Love wasn’t grand. It was stupid. And it made a person say things a person should not say. Climb this mountain for me. Slay this dragon if you love me.
Maybe she didn’t really know what love was. Maybe she didn’t deserve someone as wonderful as Bailey.
Oh, but when he looked at her… When he touched her hand and something warm and almost hungry came to life deep inside of her… When he smiled and she could only watch his mouth, and her toes curled in her shoes as she thought about that glorious mouth closing over hers…
But there had only been that one kiss. Just that one. Sometimes she had longed to grab him by the lapels of his coat and pull him against her so that he’d stop treating her as if she might break if he did more than compliment her eyes, her gown.
He said he loved her. He said it often, and that was very nice. But if he truly, truly loved her, shouldn’t he have done more than say the words? Shouldn’t he, couldn’t he, have ever shown her?
And if he had, would she have even thought to ask him that stupid, stupid question?
“Alana?”
She turned quickly at the sound of Bailey’s voice, nearly toppling as her skirts seemed to tangle about her feet. Or so she’d let him think.
He caught her to him, rather as he’d done that first day at the book repository. It felt so good. So right.
So…frustrating.
“You nearly fell,” he said, his hands on her upper arms as he steadied her.

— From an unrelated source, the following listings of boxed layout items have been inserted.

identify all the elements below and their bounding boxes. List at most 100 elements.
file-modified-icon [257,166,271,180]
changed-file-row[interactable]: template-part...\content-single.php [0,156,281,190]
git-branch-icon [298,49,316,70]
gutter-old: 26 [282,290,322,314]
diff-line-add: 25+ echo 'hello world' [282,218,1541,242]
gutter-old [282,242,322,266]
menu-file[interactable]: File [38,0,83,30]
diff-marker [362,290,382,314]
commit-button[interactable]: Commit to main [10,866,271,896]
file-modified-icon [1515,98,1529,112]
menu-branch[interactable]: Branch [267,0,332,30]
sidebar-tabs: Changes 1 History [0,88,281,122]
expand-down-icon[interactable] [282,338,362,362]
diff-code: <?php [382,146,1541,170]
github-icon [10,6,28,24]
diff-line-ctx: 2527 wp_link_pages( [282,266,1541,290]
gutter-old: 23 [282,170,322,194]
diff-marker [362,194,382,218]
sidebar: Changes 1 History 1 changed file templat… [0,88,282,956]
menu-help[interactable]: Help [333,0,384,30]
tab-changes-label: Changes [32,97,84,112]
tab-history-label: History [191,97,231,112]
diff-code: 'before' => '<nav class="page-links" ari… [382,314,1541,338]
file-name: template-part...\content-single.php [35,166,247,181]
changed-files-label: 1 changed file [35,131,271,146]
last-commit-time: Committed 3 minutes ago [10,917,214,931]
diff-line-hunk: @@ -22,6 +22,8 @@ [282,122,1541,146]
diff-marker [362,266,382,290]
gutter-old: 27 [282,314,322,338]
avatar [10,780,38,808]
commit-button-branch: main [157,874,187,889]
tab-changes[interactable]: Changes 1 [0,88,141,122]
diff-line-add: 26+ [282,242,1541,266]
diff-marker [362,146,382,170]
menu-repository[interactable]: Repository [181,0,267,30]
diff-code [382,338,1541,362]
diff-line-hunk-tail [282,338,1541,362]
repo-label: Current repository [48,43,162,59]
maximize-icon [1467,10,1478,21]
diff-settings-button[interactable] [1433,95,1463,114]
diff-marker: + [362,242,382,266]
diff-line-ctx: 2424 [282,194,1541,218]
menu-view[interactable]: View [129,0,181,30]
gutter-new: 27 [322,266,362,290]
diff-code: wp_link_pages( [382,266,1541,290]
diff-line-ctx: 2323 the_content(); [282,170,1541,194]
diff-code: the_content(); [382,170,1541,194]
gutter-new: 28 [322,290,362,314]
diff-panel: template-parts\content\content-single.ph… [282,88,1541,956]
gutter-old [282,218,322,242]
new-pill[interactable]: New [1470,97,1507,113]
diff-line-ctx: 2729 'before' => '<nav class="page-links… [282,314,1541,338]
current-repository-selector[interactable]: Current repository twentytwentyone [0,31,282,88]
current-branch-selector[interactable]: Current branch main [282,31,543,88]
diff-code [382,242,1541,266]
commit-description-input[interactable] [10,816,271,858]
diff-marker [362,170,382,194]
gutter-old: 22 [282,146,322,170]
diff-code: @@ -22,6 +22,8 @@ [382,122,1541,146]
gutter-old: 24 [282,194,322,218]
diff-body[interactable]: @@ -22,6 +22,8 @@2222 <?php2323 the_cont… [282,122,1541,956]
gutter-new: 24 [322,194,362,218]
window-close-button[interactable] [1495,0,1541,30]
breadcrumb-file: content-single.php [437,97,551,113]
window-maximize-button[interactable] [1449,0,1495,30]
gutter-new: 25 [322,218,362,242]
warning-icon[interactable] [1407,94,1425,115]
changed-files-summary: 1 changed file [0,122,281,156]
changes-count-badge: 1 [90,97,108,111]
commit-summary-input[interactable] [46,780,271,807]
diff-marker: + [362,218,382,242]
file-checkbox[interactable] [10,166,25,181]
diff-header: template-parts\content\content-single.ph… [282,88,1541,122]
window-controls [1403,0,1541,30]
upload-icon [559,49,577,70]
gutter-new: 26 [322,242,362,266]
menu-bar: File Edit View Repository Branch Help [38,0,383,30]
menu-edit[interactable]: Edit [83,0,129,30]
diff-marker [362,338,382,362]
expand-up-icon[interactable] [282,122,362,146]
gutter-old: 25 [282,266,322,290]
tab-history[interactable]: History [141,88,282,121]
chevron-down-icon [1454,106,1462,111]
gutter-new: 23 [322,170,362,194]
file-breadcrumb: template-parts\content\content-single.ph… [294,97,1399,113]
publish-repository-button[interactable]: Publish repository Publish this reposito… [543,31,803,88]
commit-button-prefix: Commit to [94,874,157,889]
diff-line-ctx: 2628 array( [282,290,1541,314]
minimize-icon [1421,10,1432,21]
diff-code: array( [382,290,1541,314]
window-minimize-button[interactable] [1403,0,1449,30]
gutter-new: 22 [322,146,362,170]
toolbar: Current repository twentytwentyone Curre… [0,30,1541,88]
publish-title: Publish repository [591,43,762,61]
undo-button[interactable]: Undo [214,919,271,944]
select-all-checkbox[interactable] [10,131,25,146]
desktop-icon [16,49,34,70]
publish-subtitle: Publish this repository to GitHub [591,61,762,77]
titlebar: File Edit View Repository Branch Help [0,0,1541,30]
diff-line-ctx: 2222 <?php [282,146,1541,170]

She looked up into his concerned eyes. Moistened her lips. Dared to say, “But you wouldn’t let me fall.”
“Alana, I—”
“Bailey, I—”
“No, you first,” he said, gently putting her away from him.
He’d let her go. He’d had the perfect opportunity to kiss her, and he’d let her go. She’d thought she’d been rather daring, even blatant. Maybe she hadn’t done it right?
“I…I just wanted to tell you that it was horribly unfair of me to ask you what I asked you. And I apologize.”
“No, it was a valid question. I should have answered you.”
“But I don’t want you to.”
“I should.”
Honestly, how could she save him from himself, if he didn’t let himself be saved? “I know you love me, and that’s enough. Please, Bailey. Miss Wise is gone—”
“And good riddance,” he interrupted with a smile. “We think she and her mother only stayed so long so that Sylvia could take a dead set at Gideon during the ride to London.”
That information served to divert Alana. “Gideon? I would imagine he dashed those expectations soon enough.”
“Yes, it’s a true measure of my love for you that I didn’t escape to the wilds of America halfway through his questions regarding my intentions toward you. He’s not an easy man. Shall we walk?”
Now it was she who had a perfect opportunity—in her case, to tell him what she’d done, how she’d all but cornered Sylvia Wise in the music room, and what the woman had said to her. But was that really necessary? It was much too pleasant a day to speak of the woman. In fact, it could be sleeting and freezingly cold, and it still would be too pleasant a day to speak of the woman. No, not everything had to be said, shared. And the past was the past—it was the future she was interested in now. The very near future.
So she only nodded, and he held out his arm so that she could take it, and they turned down the path Alana had been haunting this past quarter hour…the one leading to that lovely, vine-covered gazebo and the comfortable, softly cushioned chaise tucked inside it.
The path looked different now. The flowers had more color, the neatly trimmed greenery seemed more whimsical.
She curled her arm about his more securely, allowed her body to brush up against his as they navigated the uneven stone path. She lifted her other hand and placed it on his forearm as well, and smiled up into his face as he told her that his mother and sisters would be arriving the morning of the wedding, having made arrangements to stay with one of his mother’s friends at an estate not five miles from Redgrave Manor.
“Will they like me?” Alana asked, as she’d yet to meet any of the Armstrong family other than Bailey.
“How could they not?” he said at once, and then rather winced at his own words. “That was too glib, wasn’t it?”